Thursday, March 27, 2008

Creative destruction

David Ignatius points to Pennsylvania as an example of what economist Joseph Schumpeter described as "creative destruction." As the steel industry began to decline under the forces of globalization, there was a great gnashing of teeth and a rush toward protectionism to save the industry and the jobs that went with it. But even as the protectionism failed, new industries were moving in to fill the vacuum, and Pennsylvania is emerging as a center of new industry.
But if ever there were a case that documents what the economist Joseph Schumpeter described as "creative destruction," it's what happened in Pennsylvania. Steel and other manufacturing industries were indeed shattered by competition from the globalized economy that was just emerging. But new industries that nobody could then have imagined took their place, and they provided new jobs, year after year.

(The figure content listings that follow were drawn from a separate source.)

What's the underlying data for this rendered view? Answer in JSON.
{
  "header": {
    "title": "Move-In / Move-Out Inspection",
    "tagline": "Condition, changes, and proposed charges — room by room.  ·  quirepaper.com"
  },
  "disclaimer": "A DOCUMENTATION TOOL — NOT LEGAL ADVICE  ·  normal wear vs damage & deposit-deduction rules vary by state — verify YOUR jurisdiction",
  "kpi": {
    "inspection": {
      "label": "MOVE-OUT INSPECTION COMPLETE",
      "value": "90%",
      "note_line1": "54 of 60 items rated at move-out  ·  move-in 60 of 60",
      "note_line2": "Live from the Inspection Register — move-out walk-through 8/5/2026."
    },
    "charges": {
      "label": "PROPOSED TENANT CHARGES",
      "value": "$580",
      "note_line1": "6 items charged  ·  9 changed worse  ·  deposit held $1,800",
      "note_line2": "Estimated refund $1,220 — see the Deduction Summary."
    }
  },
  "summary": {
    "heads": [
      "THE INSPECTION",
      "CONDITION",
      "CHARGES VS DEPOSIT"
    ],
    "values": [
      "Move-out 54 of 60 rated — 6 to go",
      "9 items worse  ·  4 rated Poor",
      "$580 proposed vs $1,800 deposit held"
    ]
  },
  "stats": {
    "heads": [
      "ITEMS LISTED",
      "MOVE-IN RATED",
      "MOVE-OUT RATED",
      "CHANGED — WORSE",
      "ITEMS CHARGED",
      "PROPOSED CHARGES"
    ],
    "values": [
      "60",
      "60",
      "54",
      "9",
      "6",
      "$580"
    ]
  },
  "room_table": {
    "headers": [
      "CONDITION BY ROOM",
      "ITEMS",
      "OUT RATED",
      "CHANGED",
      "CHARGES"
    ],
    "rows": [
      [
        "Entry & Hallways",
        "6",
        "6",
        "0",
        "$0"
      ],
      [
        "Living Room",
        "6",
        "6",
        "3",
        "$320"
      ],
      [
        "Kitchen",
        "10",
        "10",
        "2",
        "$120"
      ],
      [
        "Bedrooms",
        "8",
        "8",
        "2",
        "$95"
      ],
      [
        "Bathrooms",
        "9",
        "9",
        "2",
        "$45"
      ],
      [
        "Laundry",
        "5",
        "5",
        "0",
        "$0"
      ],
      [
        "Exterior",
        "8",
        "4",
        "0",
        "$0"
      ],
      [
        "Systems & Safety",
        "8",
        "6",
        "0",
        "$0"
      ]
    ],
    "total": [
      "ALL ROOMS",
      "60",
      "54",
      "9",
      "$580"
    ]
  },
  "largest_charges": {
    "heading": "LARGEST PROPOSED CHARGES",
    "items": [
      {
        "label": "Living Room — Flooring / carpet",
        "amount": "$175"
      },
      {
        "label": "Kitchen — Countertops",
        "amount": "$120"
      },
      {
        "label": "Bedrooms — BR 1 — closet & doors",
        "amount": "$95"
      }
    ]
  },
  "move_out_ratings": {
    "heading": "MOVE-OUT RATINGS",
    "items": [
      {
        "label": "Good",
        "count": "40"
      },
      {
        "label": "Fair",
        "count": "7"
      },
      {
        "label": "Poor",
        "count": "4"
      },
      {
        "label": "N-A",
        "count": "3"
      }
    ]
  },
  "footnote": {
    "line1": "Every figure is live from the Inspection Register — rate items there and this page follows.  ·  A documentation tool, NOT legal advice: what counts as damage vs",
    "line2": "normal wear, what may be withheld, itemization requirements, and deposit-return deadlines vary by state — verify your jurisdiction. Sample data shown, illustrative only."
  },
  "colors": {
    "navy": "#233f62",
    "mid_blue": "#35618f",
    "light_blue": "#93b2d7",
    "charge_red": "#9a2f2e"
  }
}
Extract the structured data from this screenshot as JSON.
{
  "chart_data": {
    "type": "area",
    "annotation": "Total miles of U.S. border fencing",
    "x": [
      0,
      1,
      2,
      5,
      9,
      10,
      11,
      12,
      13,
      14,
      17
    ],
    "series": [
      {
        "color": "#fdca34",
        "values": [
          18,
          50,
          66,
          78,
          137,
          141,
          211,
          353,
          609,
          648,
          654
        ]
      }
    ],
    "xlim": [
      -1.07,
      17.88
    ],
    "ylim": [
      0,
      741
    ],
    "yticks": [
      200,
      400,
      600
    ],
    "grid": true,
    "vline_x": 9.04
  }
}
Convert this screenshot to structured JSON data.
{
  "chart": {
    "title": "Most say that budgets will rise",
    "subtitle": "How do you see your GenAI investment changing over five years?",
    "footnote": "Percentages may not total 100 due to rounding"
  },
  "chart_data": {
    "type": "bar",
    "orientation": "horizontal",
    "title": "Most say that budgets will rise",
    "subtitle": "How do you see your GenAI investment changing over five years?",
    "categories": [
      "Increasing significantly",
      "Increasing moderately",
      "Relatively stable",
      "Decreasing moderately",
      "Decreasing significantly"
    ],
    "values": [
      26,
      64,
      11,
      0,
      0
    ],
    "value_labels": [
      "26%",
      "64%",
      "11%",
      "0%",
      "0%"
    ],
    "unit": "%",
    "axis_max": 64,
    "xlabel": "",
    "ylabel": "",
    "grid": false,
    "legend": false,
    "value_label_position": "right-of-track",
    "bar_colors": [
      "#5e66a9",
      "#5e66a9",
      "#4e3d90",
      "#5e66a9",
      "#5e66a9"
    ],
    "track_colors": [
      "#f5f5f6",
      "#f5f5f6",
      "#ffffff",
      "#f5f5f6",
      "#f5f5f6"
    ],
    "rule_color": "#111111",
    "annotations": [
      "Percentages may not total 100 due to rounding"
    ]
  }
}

Employment in Pennsylvania reached an all-time high in January 2008, and then fell slightly in February. People here fear that a steep recession may be coming. But as of February, the last month for which statistics are available, unemployment in Pennsylvania was just 4.9 percent. Since January 2003, the state has added a total of 178,000 new jobs, according to the state government.
Just as the agriculture industry once gave way to manufacturing, jobs lost in manufacturing are replaced with jobs in technology and communications. As long as states remain attractive to new business, investors will identify areas of surplus labor and move in to put them to work, and the new jobs often offer better salaries and benefits.
A glimpse of Pennsylvania's future comes from statistics gathered by the state's Department of Labor and Industry. It forecasts that by 2014, jobs in Pennsylvania will increase overall by 6.8 percent. But manufacturing jobs will decline by 19.5 percent, including a further 22 percent drop in the iron and steel sector, a 25 percent decline in motor-vehicle parts and a 21 percent fall in industrial machinery.

The new jobs will come in areas such as professional and technical services (up 17 percent by 2014), computer systems design (up 30 percent), wireless telephone (up 30 percent) and data processing (up 32 percent). This transformation is evident in Pennsylvania data recording gains in wages and salaries from 2003 to 2005. Pay rose 20 percent for information technology managers, 35 percent for biotech engineers, 24 percent for computer researchers.
When we hear about the numbers of jobs lost in a given industry, or those lost to "outsourcing," we seldom hear about the new jobs and industries that take their place. While there may actually be a net increase in jobs, journalists seldom follow up with those who have lost their jobs, so we only get the bad news.